= Burnol =

Indian topical antiseptic cream

Burnol is a topical antiseptic cream marketed in India for minor burns, cuts, and wounds. It is currently owned and manufactured by Dr. Morepen, a division of Morepen Laboratories Ltd. Originally launched in the 1940s by Reckitt & Colman, Burnol became a household name across India. Its distinctive yellow-orange color and its association with burn injuries led to widespread recognition. Over time, it achieved a cult status, often referenced in Indian pop culture as a metaphor for coping with figurative “burns” or emotional setbacks.

== Composition ==
The cream contains aminacrine hydrochloride (0.1 g per 100 g) and cetrimide (0.5 g per 100 g) as active ingredients. Aminacrine serves as an antimicrobial agent, while cetrimide exhibits antiseptic and bactericidal properties effective against both gram-positive and gram-negative bacteria.

== Market history ==
Burnol was introduced in India in the 1940s by Reckitt & Colman, during the British colonial period, primarily for use as a first-aid antiseptic for minor burns and injuries.

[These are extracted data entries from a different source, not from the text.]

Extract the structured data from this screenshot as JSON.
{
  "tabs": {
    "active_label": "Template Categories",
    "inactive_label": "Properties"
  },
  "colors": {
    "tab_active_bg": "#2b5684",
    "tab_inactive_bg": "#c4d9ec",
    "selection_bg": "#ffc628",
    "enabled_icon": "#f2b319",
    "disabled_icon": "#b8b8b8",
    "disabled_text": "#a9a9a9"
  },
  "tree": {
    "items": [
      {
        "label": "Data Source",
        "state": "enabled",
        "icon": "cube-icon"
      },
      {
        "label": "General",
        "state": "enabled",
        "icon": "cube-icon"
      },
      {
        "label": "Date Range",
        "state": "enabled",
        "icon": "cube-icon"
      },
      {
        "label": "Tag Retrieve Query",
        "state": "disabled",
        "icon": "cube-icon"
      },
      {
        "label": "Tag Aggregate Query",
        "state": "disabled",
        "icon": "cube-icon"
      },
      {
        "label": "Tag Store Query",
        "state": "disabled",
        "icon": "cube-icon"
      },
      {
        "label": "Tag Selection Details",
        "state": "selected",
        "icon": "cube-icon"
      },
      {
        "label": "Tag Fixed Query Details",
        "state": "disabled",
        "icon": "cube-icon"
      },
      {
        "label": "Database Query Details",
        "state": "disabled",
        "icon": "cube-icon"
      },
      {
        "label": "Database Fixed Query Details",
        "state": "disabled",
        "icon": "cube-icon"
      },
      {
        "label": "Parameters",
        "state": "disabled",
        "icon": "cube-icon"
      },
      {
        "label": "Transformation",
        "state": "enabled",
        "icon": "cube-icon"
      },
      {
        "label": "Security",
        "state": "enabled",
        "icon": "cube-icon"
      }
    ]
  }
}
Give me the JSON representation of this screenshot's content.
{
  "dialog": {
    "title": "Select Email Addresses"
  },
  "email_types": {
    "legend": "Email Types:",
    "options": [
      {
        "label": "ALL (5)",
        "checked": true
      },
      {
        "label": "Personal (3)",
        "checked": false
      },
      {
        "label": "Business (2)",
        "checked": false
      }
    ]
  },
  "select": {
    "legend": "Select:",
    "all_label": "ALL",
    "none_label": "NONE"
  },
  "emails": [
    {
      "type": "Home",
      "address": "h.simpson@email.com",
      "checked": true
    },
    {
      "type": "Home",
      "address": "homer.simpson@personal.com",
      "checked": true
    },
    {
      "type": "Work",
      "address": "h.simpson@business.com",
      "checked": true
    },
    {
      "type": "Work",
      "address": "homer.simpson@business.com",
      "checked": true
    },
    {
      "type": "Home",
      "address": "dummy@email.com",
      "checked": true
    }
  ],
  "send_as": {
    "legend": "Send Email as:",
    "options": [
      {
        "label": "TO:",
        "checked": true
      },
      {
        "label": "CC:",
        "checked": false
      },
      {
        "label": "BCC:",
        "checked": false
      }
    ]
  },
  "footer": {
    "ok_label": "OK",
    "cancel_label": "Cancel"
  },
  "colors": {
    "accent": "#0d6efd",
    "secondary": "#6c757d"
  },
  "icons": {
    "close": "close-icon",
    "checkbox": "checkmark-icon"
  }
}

In 2002, Reckitt Benckiser sold Burnol to Dr. Morepen, part of Morepen Laboratories Ltd, as part of a portfolio restructuring effort. Under Dr. Morepen, the product retained its original formulation while the branding and packaging underwent minor modernizations.

== Legacy ==
The brand remained popular well into the 2000s. Due to its name becoming synonymous with burns, Burnol was often referenced in Indian films, television, and memes to describe emotional or reputational embarrassment, with phrases like “apply Burnol” used in jest.